June 22, 2001 | Page 2

WASHINGTON--George W. Bush and his cabinet of CEOs have to be happy with the corporate mentality of the bureaucrat who looks after U.S. foreign aid.

Andrew Natsios is head of the U.S. Agency for International Development.

And in an interview with the Boston Globe in June, he displayed his ruthless commitment to efficiency.

Asked about the issue of AIDS in Africa, Natsios insisted that it would be wasteful for the U.S. to devote money to supplying life-saving drugs to those already infected with HIV--even though the so-called "drug cocktails" can stop the progress of the disease.

What is Natsios worried about?

Many Africans "don't know what Western time is," he told the Globe. "You have to take these drugs a certain number of hours each day, or they don't work.

"Many people in Africa have never seen a clock or a watch their entire lives. And if you say, one o'clock in the afternoon, they don't know what you're talking about."

In other words, Africans are just too ignorant to be given the drugs they need to survive.

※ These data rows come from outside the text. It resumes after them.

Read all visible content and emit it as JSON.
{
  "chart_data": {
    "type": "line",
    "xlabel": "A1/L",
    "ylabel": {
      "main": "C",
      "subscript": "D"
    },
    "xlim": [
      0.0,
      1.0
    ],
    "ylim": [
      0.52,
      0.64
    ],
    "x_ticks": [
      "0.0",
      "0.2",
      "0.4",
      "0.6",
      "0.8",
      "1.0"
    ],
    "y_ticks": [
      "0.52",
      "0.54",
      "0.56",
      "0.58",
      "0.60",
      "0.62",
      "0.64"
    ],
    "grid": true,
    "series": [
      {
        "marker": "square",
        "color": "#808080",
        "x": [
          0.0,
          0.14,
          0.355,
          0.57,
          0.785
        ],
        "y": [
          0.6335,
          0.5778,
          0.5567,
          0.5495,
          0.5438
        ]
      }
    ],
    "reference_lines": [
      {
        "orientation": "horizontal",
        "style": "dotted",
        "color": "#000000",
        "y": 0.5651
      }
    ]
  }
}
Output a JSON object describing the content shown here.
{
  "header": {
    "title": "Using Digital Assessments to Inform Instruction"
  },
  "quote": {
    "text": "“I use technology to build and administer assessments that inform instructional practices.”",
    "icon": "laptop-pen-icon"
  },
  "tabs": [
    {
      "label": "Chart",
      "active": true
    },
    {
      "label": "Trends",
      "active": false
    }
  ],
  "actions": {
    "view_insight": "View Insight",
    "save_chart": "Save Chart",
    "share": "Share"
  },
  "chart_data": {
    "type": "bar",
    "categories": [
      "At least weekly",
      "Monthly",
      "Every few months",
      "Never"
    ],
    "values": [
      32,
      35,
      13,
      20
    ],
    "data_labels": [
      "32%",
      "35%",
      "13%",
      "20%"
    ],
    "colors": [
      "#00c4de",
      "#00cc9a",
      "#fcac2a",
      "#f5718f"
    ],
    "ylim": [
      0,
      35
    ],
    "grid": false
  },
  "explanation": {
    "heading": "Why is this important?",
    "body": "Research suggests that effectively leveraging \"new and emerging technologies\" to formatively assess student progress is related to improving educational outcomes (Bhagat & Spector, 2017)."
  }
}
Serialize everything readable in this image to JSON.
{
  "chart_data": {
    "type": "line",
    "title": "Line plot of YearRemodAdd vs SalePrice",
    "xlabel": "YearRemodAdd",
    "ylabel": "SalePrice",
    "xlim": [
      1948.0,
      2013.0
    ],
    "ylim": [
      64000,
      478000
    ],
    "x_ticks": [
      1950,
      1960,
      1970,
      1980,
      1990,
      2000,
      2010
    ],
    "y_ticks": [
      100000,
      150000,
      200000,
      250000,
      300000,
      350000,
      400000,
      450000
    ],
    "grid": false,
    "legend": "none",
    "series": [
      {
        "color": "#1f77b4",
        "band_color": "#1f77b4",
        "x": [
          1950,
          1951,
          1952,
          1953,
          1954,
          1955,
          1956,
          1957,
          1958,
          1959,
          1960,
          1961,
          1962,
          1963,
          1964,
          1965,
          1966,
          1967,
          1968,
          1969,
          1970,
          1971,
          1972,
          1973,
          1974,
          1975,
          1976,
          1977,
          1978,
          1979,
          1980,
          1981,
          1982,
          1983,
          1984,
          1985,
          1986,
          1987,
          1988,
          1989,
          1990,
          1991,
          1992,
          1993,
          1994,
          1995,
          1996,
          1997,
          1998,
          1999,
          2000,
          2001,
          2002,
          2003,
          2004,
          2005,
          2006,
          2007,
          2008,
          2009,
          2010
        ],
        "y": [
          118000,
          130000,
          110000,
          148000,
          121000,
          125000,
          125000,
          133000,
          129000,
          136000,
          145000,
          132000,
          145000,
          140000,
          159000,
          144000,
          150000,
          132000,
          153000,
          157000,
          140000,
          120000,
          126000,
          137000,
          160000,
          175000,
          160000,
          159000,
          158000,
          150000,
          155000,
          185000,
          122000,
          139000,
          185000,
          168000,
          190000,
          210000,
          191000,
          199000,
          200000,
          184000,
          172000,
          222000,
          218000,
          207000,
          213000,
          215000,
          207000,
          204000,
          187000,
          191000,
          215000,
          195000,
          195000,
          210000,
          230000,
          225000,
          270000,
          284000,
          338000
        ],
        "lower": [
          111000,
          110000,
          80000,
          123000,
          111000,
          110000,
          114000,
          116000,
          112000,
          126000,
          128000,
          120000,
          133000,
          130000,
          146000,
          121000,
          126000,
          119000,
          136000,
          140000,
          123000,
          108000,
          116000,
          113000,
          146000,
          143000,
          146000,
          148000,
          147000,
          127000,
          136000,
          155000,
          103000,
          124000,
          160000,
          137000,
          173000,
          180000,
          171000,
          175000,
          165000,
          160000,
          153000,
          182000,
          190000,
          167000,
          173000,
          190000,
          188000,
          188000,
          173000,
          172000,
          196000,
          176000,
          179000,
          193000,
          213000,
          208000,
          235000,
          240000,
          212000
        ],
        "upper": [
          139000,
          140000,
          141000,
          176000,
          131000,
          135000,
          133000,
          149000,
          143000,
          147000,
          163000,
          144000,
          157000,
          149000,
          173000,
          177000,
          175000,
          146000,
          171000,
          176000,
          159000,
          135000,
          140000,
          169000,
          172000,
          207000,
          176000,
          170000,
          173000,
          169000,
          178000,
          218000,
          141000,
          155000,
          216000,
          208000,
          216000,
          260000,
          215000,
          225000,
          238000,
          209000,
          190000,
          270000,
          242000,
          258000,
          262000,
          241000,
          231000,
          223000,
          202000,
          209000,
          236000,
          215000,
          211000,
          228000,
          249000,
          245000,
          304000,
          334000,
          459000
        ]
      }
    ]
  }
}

Natsios isn't even correct by his own racist terms.

Toby Kasper, an official with the health organization Doctors Without Borders, told New York Times columnist Bob Herbert that the latest trend in drug cocktails is fewer pills, taken just twice a day.

But Natsios can't be interested anyway.

He told the Globe that his strategy is to "just keep talking about prevention."

In other words, just say no to AIDS.

Only a drug company executive could love this man. They prefer that their AIDS drugs not be distributed in Africa--so they can be used somewhere else to pump up the bottom line.